Beware the Index Fund

As Toshiba seems poised for a fall, it seems like it is time to pay attention to size. A nice article in Bloomerg today highlights a systemic risk in worldwide megacorporations. For years, management, investment bankers, and investors have benefitted from encouraging an M&A boom. I like to play the game Acquire with my kids, and so they can tell you that management loves acquisition because of all the bonuses. Bankers love mergers because they generate lucrative fees. And investors will pay a premium for merged companies because they have less overhead, better access to capital, and better pricing power.

But giant companies are horrible places to work: when there are five layers of management separating the work-doers from the deciders, everybody starts triple-guessing their boss's boss's double-guessing. Having the best of intentions, employees spend their efforts making plans for the pre-meeting before the planning meeting about the big meeting, and everybody's IQ is wasted on palace intrigue.

Asia has this problem in a special way. It has been popular for Asian governments to encourage megacorporations as instruments of state policy, and this has resulted in the phenomenon of the giant zombie companies in Asia.

And this brings us to the biggest financial risk in the world today: the massive slow-moving failure of China's state-owned enterprises. These companies make up 30% of the the world's largest economy and include all the country's biggest oil, electricity, construction, telecom, automotive, and shipbuilding companies. The government is afraid to let them fail, so they are insulated from ordinary market pressures, and historically rife with corruption.

Chinese SOEs are notoriously inefficient, and the problem has been getting worse. When global trade stalled in the wake of the 2008 global financial collapse, China picked up much of the slack by artificially pumping up production and buy building up massive amounts of debt in SOEs: estimates are that 90% of China's GDP growth post-2008 comes from these SOEs. Unfortunately, smart industrial policy is dumb business: nobody's buying what SOEs are making.

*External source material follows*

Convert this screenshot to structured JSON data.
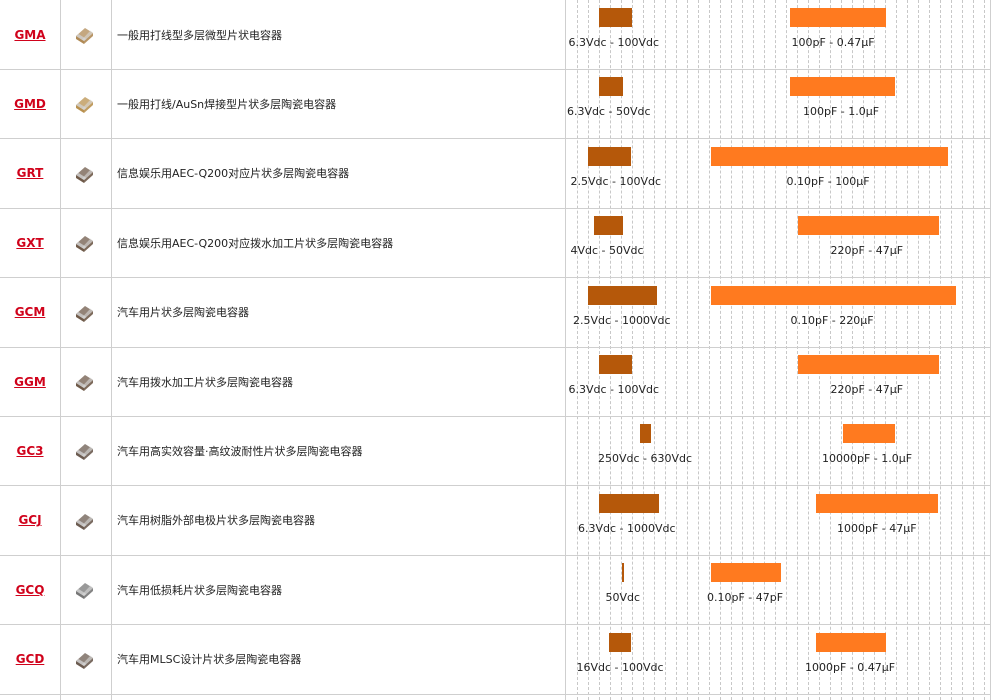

It is easy to point at China and see how bad their megacorporations are. But coming back to the U.S., it seems to me that it's time to scrutinize our own assumptions about size. When you buy an index fund, you are trusting companies in proportion to their size: the S&P 500 index is mostly 50 megacorporations, including several "beauties" such as Comcast, Exxon, and Verizon that resemble SOEs in the way they make money by manipulating government regulations. What happens to our index funds when the zombies fall, political and financial fashions change, and it is no longer desirable to be large?

Beware the market-cap-weighted index fund.